One of the most striking takeaways from our meeting with Sunseap is their ambitious plan for future development and expansion; they aim to bring their production to 100 MW by the end of 2015 and double production every year thereafter. Prior to this meeting, we were under the impression that solar technology was too expensive and could not be brought to scale. However, our interview with Mr Lee taught us that with the right management and financial innovation, solar energy can be cost competitive.

This public perception that solar energy is not financially viable is another hurdle that Sunseap has been working to overcome, and the Government’s cooperation in installing solar on the roofs of HDB flats has been a catalyst in encouraging businesses and other organisations to adopt cleaner energy. We were inspired by the rapid growth and promising future of Sunseap, and we hope that it can serve as a model to bring solar energy to scale both regionally and worldwide.

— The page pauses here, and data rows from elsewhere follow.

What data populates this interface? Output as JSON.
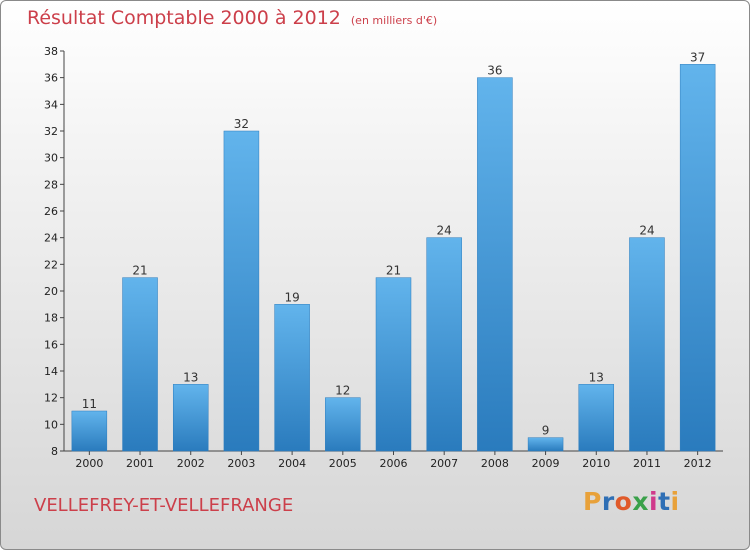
{
  "title": "Résultat Comptable 2000 à 2012",
  "subtitle": "(en milliers d'€)",
  "commune": "VELLEFREY-ET-VELLEFRANGE",
  "logo": {
    "letters": [
      "P",
      "r",
      "o",
      "x",
      "i",
      "t",
      "i"
    ],
    "colors": [
      "#e8a13a",
      "#2f6fb5",
      "#e05a2a",
      "#3aa14a",
      "#d03a8a",
      "#2f6fb5",
      "#e8a13a"
    ]
  },
  "colors": {
    "bar_light": "#62b4ec",
    "bar_dark": "#2a7bbd",
    "title": "#cc3f4a"
  },
  "chart_data": {
    "type": "bar",
    "categories": [
      "2000",
      "2001",
      "2002",
      "2003",
      "2004",
      "2005",
      "2006",
      "2007",
      "2008",
      "2009",
      "2010",
      "2011",
      "2012"
    ],
    "values": [
      11,
      21,
      13,
      32,
      19,
      12,
      21,
      24,
      36,
      9,
      13,
      24,
      37
    ],
    "xlabel": "",
    "ylabel": "",
    "ylim": [
      8,
      38
    ],
    "yticks": [
      8,
      10,
      12,
      14,
      16,
      18,
      20,
      22,
      24,
      26,
      28,
      30,
      32,
      34,
      36,
      38
    ],
    "grid": false,
    "data_labels": true
  }
}
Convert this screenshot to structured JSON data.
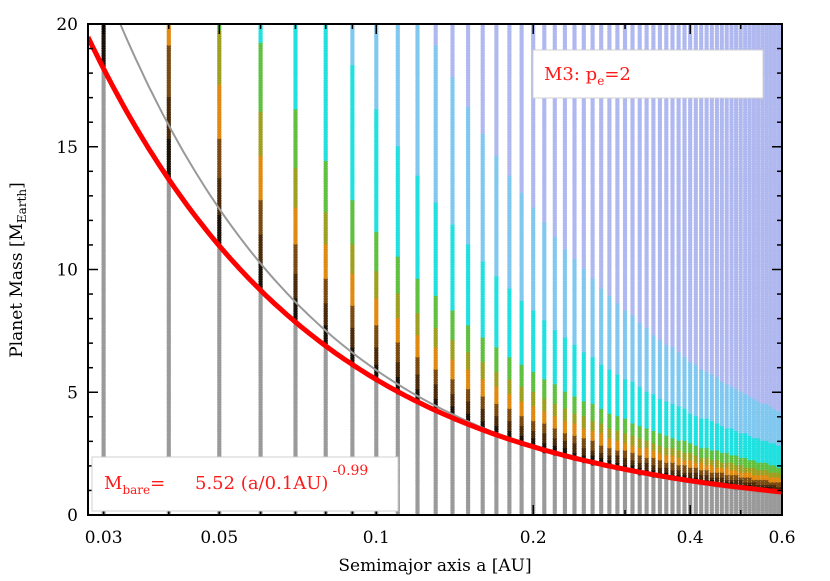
{
  "chart_data": {
    "type": "scatter",
    "xlabel": "Semimajor axis a [AU]",
    "ylabel_main": "Planet Mass [M",
    "ylabel_sub": "Earth",
    "ylabel_end": "]",
    "x_scale": "log",
    "xlim": [
      0.028,
      0.6
    ],
    "ylim": [
      0,
      20
    ],
    "x_ticks": [
      0.03,
      0.05,
      0.1,
      0.2,
      0.4,
      0.6
    ],
    "x_tick_labels": [
      "0.03",
      "0.05",
      "0.1",
      "0.2",
      "0.4",
      "0.6"
    ],
    "y_ticks": [
      0,
      5,
      10,
      15,
      20
    ],
    "y_tick_labels": [
      "0",
      "5",
      "10",
      "15",
      "20"
    ],
    "grid": {
      "a_columns": [
        0.03,
        0.04,
        0.05,
        0.06,
        0.07,
        0.08,
        0.09,
        0.1,
        0.11,
        0.12,
        0.13,
        0.14,
        0.15,
        0.16,
        0.17,
        0.18,
        0.19,
        0.2,
        0.21,
        0.22,
        0.23,
        0.24,
        0.25,
        0.26,
        0.27,
        0.28,
        0.29,
        0.3,
        0.31,
        0.32,
        0.33,
        0.34,
        0.35,
        0.36,
        0.37,
        0.38,
        0.39,
        0.4,
        0.41,
        0.42,
        0.43,
        0.44,
        0.45,
        0.46,
        0.47,
        0.48,
        0.49,
        0.5,
        0.51,
        0.52,
        0.53,
        0.54,
        0.55,
        0.56,
        0.57,
        0.58,
        0.59,
        0.6
      ],
      "mass_step": 0.1,
      "mass_max": 20,
      "colors": {
        "bare_core": "#9a9a9a",
        "black": "#1a1208",
        "brown_dark": "#4a2a08",
        "brown": "#7a4a10",
        "orange": "#e08a10",
        "olive": "#a0a020",
        "green": "#60c040",
        "cyan": "#20e0e0",
        "light_blue": "#80c8f0",
        "lavender": "#b0b8f0"
      }
    },
    "series": [
      {
        "name": "M_bare fit",
        "color": "#ff0000",
        "coefficient": 5.52,
        "exponent": -0.99,
        "a_ref": 0.1
      },
      {
        "color": "#999999",
        "coefficient": 5.9,
        "exponent": -1.08,
        "a_ref": 0.1
      }
    ],
    "annotations": {
      "model_label_main": "M3: p",
      "model_label_sub": "e",
      "model_label_end": "=2",
      "fit_label_m": "M",
      "fit_label_sub": "bare",
      "fit_label_eq": "=",
      "fit_label_body": "5.52 (a/0.1AU)",
      "fit_label_exp": "-0.99"
    }
  }
}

Mr Lee also touched on the shifts in culture that Sunseap was trying to create. By leasing solar panels and taking the hassle out of solar energy, Sunseap endeavoured to encourage greater adoption of solar panels. This has been very successful. When we asked about Sunseap’s customer base, he replied that they were growing at very high rate, as their big projects have informed other customers, and many different corporations have approached them for their services. This massive increase in solar panel adoption, he hopes, will bring the awareness that solar is a viable option for everyone.

Furthermore, Sunseap has received considerable government support in terms of endorsement. The government agencies, namely HDB and MPA, have been the biggest lessor of solar panels. They create energy for the town councils and ports respectively. Interestingly, Mr Lee pointed out town councils have not used significantly less energy after the installation of solar panels, as this energy is routed to public utilities rather than individual residential use. Competition to consume less energy has not yet been created amongst residents of HDB flats due to the fact that solar has not been channeled for residential use. Thus, next steps may include creating this cultural shift by getting residents involved in energy use tracking.

However, the road to success has been, and continues to be challenging. One technological obstacle that faces Sunseap is the lack of viable energy storage technology. An efficient and cost-effective battery technology is critical to the adoption of solar technology, as it would allow solar systems to provide power at night. Furthermore, the dramatically lowered cost of solar technology has played an enormous role in Sunseap’s ability to provide affordable solar schemes. However, continually falling solar costs has led to late adoption of technologies, as customers will often choose to wait for even lower prices rather than buy immediately.

We were pleasantly surprised to find that our preconceived perceptions of solar energy were wrong. Solar energy is indeed affordable and can be harnessed in a country even as land scarce as Singapore. We need to stop waiting and start adopting solar technology. This would represent cost-savings to consumers, and could also create a cultural energy revolution which could change the energy landscape in Singapore. Sunseap is truly an environmental innovator, and we are excited to see how they can continue expanding their portfolio in Singapore and in the region.

So before you buy your next iPhone, think once more about what solar energy could do for you.